Robert Castellanos

Personal information
- Full name: Robert Castellanos
- Date of birth: May 11, 1998 (age 28)
- Place of birth: Palmdale, California, United States
- Height: 1.88 m (6 ft 2 in)
- Position: Defender

Team information
- Current team: Irapuato
- Number: 32

Youth career
- 2015–2016: Atlas
- 2016–2017: América

Senior career*
- Years: Team / Apps / (Gls)
- 2017: LA Galaxy II / 16 / (0)
- 2018–2020: Rio Grande Valley Toros / 37 / (2)
- 2021–2022: Nashville / 1 / (1)
- 2022: → Tampa Bay Rowdies (loan) / 10 / (1)
- 2023: KuPS / 0 / (0)
- 2023–2024: Sporting Kansas City / 26 / (2)
- 2023: Sporting Kansas City II / 4 / (0)
- 2025: Tampa Bay Rowdies / 25 / (1)
- 2026–: Irapuato / 0 / (0)

International career^{‡}
- 2016: United States U20 / 2 / (0)

= Robert Castellanos =

American soccer player (born 1998)

Robert Castellanos (born May 11, 1998) is an American professional soccer player who plays as a defender for Liga de Expansión MX club Irapuato.

==Career==
===Professional===
Castellanos was born in Palmdale, California and attended Palmdale High School.
On February 14, 2017, he signed with United Soccer League club LA Galaxy II out of the youth academy of Club Atlas of the Liga MX.

After three seasons with Rio Grande Valley FC, the club declined their contract option on Castellanos following their 2020 season.

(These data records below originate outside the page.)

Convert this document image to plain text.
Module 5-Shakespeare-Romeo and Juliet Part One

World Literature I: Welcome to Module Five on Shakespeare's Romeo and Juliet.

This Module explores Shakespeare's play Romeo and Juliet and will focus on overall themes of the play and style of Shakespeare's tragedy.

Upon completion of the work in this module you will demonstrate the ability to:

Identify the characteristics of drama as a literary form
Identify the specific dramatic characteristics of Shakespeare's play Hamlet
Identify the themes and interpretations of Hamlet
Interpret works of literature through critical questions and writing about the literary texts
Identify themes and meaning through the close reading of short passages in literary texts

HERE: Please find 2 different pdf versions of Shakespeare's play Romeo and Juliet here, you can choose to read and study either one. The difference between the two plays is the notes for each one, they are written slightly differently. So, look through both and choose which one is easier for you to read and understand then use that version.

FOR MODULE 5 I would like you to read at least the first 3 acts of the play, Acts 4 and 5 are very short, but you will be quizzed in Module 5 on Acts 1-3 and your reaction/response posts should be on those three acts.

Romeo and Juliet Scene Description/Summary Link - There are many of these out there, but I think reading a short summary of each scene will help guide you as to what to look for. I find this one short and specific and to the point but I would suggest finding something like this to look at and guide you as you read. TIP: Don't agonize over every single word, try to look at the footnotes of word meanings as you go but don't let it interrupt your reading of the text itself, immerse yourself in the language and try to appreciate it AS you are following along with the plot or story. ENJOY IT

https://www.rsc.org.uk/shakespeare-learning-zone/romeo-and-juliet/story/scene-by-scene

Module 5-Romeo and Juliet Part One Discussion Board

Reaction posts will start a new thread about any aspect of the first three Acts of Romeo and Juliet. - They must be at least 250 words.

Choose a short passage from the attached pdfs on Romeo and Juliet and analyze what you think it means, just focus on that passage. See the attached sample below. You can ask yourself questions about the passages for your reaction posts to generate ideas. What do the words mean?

On February 17, 2021, Castellanos signed with MLS side Nashville SC. Castellanos was loaned to USL Championship side Tampa Bay Rowdies on March 11, 2022. Following the 2022 season, his contract option was declined by Nashville.

On 26 January 2023, Castellanos signed for Finnish club Kuopion Palloseura (KuPS) ahead of the 2023 season with the option to extend the deal for a further year.

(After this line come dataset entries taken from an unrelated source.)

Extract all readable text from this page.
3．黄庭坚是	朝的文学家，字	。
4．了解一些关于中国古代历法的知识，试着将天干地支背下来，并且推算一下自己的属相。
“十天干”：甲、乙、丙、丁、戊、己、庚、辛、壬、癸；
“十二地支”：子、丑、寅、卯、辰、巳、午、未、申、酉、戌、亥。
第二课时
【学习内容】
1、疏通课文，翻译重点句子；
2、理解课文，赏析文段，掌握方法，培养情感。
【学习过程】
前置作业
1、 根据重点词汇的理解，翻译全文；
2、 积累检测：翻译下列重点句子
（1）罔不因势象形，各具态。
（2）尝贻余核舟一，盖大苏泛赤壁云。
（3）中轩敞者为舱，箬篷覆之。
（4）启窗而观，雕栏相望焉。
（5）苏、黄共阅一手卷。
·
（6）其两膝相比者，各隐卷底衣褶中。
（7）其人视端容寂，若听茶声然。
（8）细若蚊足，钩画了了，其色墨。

After just three Finnish League Cup appearances for KuPS, Castellanos returned to the United States on February 17, 2023, signing with MLS side Sporting Kansas City.

On January 25, 2025, Castellanos signed with USL Championship club Tampa Bay Rowdies on a permanent contract.

===International===
In August 2016, Castellanos was called into a camp by the United States at the U20 level.